Reuse, Don't Recompute: Efficient Large Reasoning Model Inference via Memory Orchestration
Daivik Patel, Shrenik Patel
TL;DR
The paper tackles the high cost of test-time reasoning in large reasoning models by introducing ENGRAM-R, an inference-time memory layer that outside the model weights uses typed episodic, semantic, and procedural memory to retrieve compact, auditable evidence. Retrieved records are rendered as compact Fact Cards and used with explicit citation constraints, bounding reasoning length and enabling traceable justification. On LoCoMo and LongMemEval$_ ext{S}$, ENGRAM-R delivers order-of-magnitude reductions in input and substantial reductions in reasoning tokens while maintaining or improving accuracy, especially for multi-hop and temporal reasoning.
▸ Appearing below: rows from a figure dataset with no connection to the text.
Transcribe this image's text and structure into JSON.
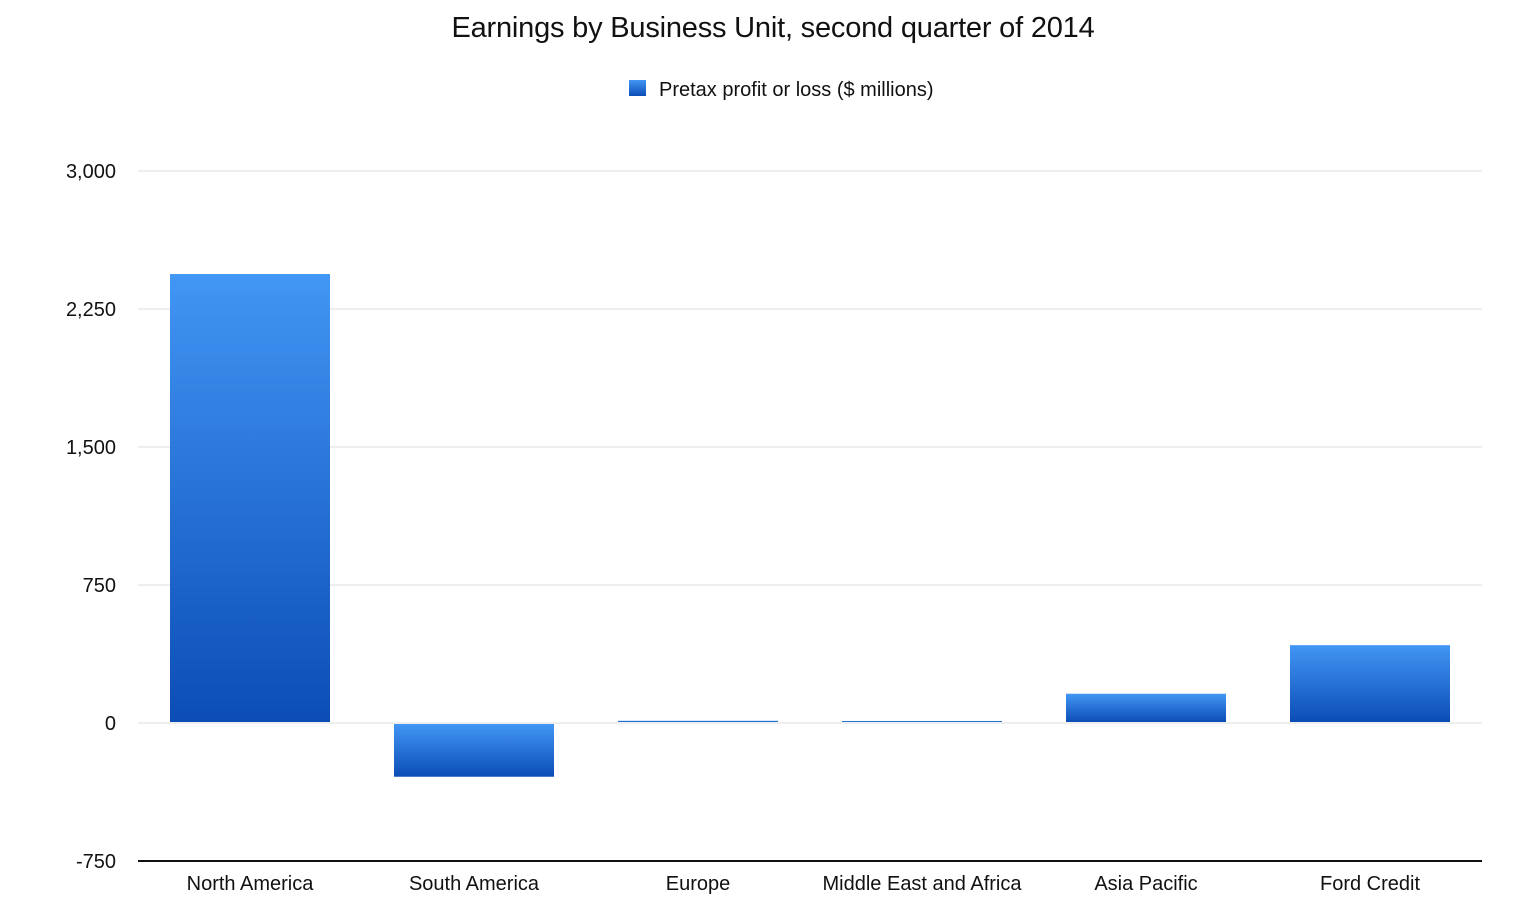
{
  "chart_data": {
    "type": "bar",
    "title": "Earnings by Business Unit, second quarter of 2014",
    "categories": [
      "North America",
      "South America",
      "Europe",
      "Middle East and Africa",
      "Asia Pacific",
      "Ford Credit"
    ],
    "series": [
      {
        "name": "Pretax profit or loss ($ millions)",
        "values": [
          2440,
          -292,
          12,
          11,
          159,
          423
        ]
      }
    ],
    "ylim": [
      -750,
      3000
    ],
    "yticks": [
      -750,
      0,
      750,
      1500,
      2250,
      3000
    ],
    "ytick_labels": [
      "-750",
      "0",
      "750",
      "1,500",
      "2,250",
      "3,000"
    ],
    "xlabel": "",
    "ylabel": "",
    "grid": true,
    "legend_position": "top-center",
    "colors": {
      "bar_top": "#4296f4",
      "bar_bottom": "#0b4db6",
      "grid": "#dcdcdc",
      "axis": "#111111"
    }
  }
}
The approach demonstrates practical compute savings with real-world deployments and generalizes to domains like healthcare (HealthBench), highlighting memory reuse as a viable lever for efficient reasoning under tight budgets.
Abstract
Large reasoning models (LRMs) achieve strong accuracy through test-time scaling, generating longer chains of thought or sampling multiple solutions, but at steep costs in tokens and latency. We argue that memory is a core ingredient for efficient reasoning: when evidence already exists, models should think less by reusing structured memory instead of recomputing derivations. We present ENGRAM-R, an inference-time memory layer that integrates typed retrieval with compact fact card representations and explicit citation control. On the LoCoMo benchmark, ENGRAM-R reduces input tokens by 85% and reasoning tokens by 75% compared to full context while maintaining high accuracy. On a multi-hop slice of the LongMemEval benchmark, it achieves similar efficiency with substantial accuracy gains. These results show that memory is not only critical for long-horizon correctness but also a practical lever for efficient reasoning under tight compute, memory, and latency budgets.